Planetary systems display a wide range of architectures, including compact multi-planet systems, eccentric planets, mutually inclined orbits, and close-in planets with distant companions. This diversity raises fundamental questions about their long-term evolution: what determines whether planetary systems remain stable, how do instabilities reshape their architectures, and what can observed exoplanetary systems reveal about their dynamical histories?

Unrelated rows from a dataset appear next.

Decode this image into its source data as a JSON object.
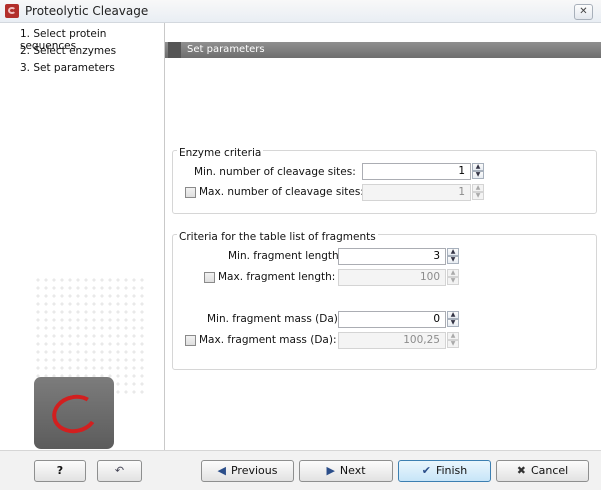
{
  "window": {
    "title": "Proteolytic Cleavage",
    "close_label": "✕"
  },
  "sidebar": {
    "items": [
      {
        "label": "1. Select protein sequences"
      },
      {
        "label": "2. Select enzymes"
      },
      {
        "label": "3. Set parameters"
      }
    ]
  },
  "panel": {
    "title": "Set parameters"
  },
  "enzyme_criteria": {
    "title": "Enzyme criteria",
    "min_sites_label": "Min. number of cleavage sites:",
    "min_sites_value": "1",
    "max_sites_label": "Max. number of cleavage sites:",
    "max_sites_value": "1",
    "max_sites_checked": false
  },
  "fragment_criteria": {
    "title": "Criteria for the table list of fragments",
    "min_length_label": "Min. fragment length:",
    "min_length_value": "3",
    "max_length_label": "Max. fragment length:",
    "max_length_value": "100",
    "max_length_checked": false,
    "min_mass_label": "Min. fragment mass (Da):",
    "min_mass_value": "0",
    "max_mass_label": "Max. fragment mass (Da):",
    "max_mass_value": "100,25",
    "max_mass_checked": false
  },
  "footer": {
    "help_label": "?",
    "reset_icon": "undo-arrow-icon",
    "previous_label": "Previous",
    "next_label": "Next",
    "finish_label": "Finish",
    "cancel_label": "Cancel"
  },
  "colors": {
    "header_bg": "#7a7a7a",
    "logo_red": "#d21f1f",
    "title_icon_red": "#b22e2a"
  }
}
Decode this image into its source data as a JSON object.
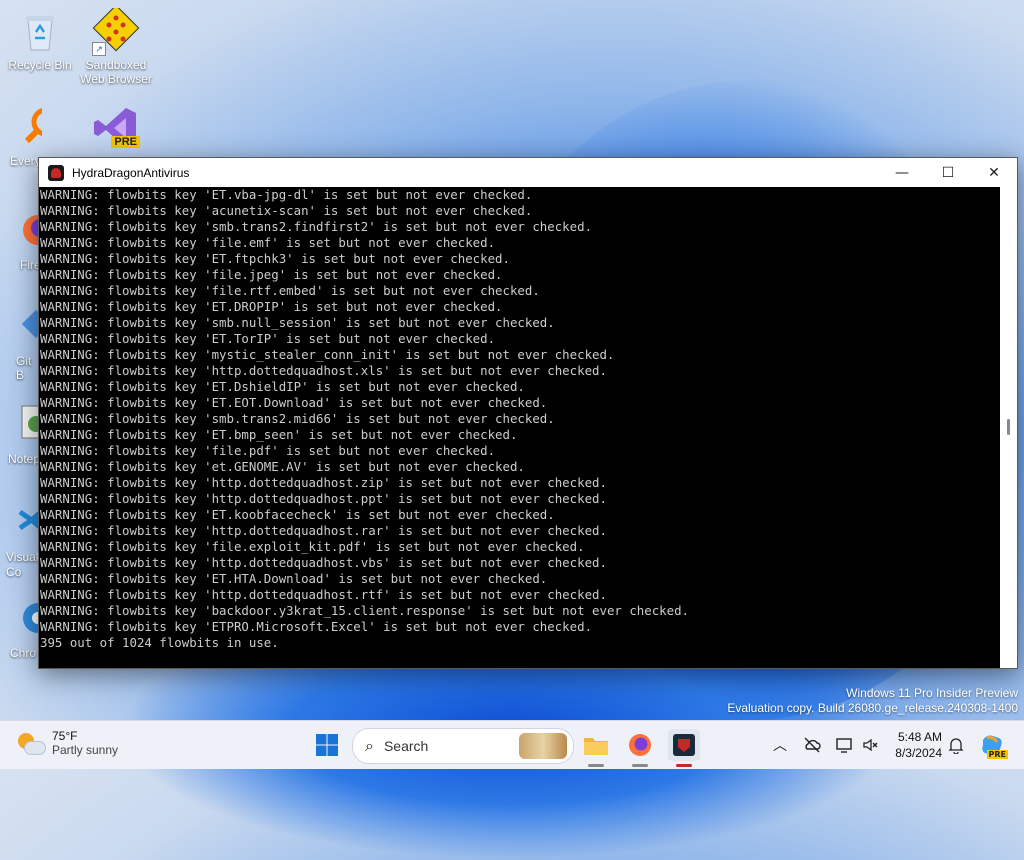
{
  "desktop": {
    "icons": [
      {
        "label": "Recycle Bin"
      },
      {
        "label": "Sandboxed Web Browser"
      },
      {
        "label": "Every"
      },
      {
        "label": "Fire"
      },
      {
        "label": "Git B"
      },
      {
        "label": "Notep"
      },
      {
        "label": "Visual Co"
      },
      {
        "label": "Chro"
      }
    ],
    "pre_badge": "PRE"
  },
  "window": {
    "title": "HydraDragonAntivirus",
    "minimize": "—",
    "maximize": "☐",
    "close": "✕",
    "lines": [
      "WARNING: flowbits key 'ET.vba-jpg-dl' is set but not ever checked.",
      "WARNING: flowbits key 'acunetix-scan' is set but not ever checked.",
      "WARNING: flowbits key 'smb.trans2.findfirst2' is set but not ever checked.",
      "WARNING: flowbits key 'file.emf' is set but not ever checked.",
      "WARNING: flowbits key 'ET.ftpchk3' is set but not ever checked.",
      "WARNING: flowbits key 'file.jpeg' is set but not ever checked.",
      "WARNING: flowbits key 'file.rtf.embed' is set but not ever checked.",
      "WARNING: flowbits key 'ET.DROPIP' is set but not ever checked.",
      "WARNING: flowbits key 'smb.null_session' is set but not ever checked.",
      "WARNING: flowbits key 'ET.TorIP' is set but not ever checked.",
      "WARNING: flowbits key 'mystic_stealer_conn_init' is set but not ever checked.",
      "WARNING: flowbits key 'http.dottedquadhost.xls' is set but not ever checked.",
      "WARNING: flowbits key 'ET.DshieldIP' is set but not ever checked.",
      "WARNING: flowbits key 'ET.EOT.Download' is set but not ever checked.",
      "WARNING: flowbits key 'smb.trans2.mid66' is set but not ever checked.",
      "WARNING: flowbits key 'ET.bmp_seen' is set but not ever checked.",
      "WARNING: flowbits key 'file.pdf' is set but not ever checked.",
      "WARNING: flowbits key 'et.GENOME.AV' is set but not ever checked.",
      "WARNING: flowbits key 'http.dottedquadhost.zip' is set but not ever checked.",
      "WARNING: flowbits key 'http.dottedquadhost.ppt' is set but not ever checked.",
      "WARNING: flowbits key 'ET.koobfacecheck' is set but not ever checked.",
      "WARNING: flowbits key 'http.dottedquadhost.rar' is set but not ever checked.",
      "WARNING: flowbits key 'file.exploit_kit.pdf' is set but not ever checked.",
      "WARNING: flowbits key 'http.dottedquadhost.vbs' is set but not ever checked.",
      "WARNING: flowbits key 'ET.HTA.Download' is set but not ever checked.",
      "WARNING: flowbits key 'http.dottedquadhost.rtf' is set but not ever checked.",
      "WARNING: flowbits key 'backdoor.y3krat_15.client.response' is set but not ever checked.",
      "WARNING: flowbits key 'ETPRO.Microsoft.Excel' is set but not ever checked.",
      "395 out of 1024 flowbits in use."
    ]
  },
  "watermark": {
    "line1": "Windows 11 Pro Insider Preview",
    "line2": "Evaluation copy. Build 26080.ge_release.240308-1400"
  },
  "taskbar": {
    "weather_temp": "75°F",
    "weather_desc": "Partly sunny",
    "search_placeholder": "Search",
    "time": "5:48 AM",
    "date": "8/3/2024",
    "copilot_badge": "PRE"
  }
}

In this talk, I will present my past research addressing these questions using analytical methods and numerical simulations from celestial mechanics. I will discuss the stability of mutually inclined planetary systems, showing how orbital inclination affects long-term stability boundaries. I will then describe how planet--planet scattering in unstable systems can lead to collisions and ejections, contributing to the population of free-floating planets. Finally, I will present work on the anti-aligned orbit of the warm Neptune TOI-1710 A b, where dynamical modeling provides insight into the system’s past evolution and predicts an additional intermediate giant planet. I will also briefly highlight related work applying similar dynamical tools to the outer Solar System, the early evolution of the Moon, planets in stellar binaries, high-eccentricity migration, and black-hole triples.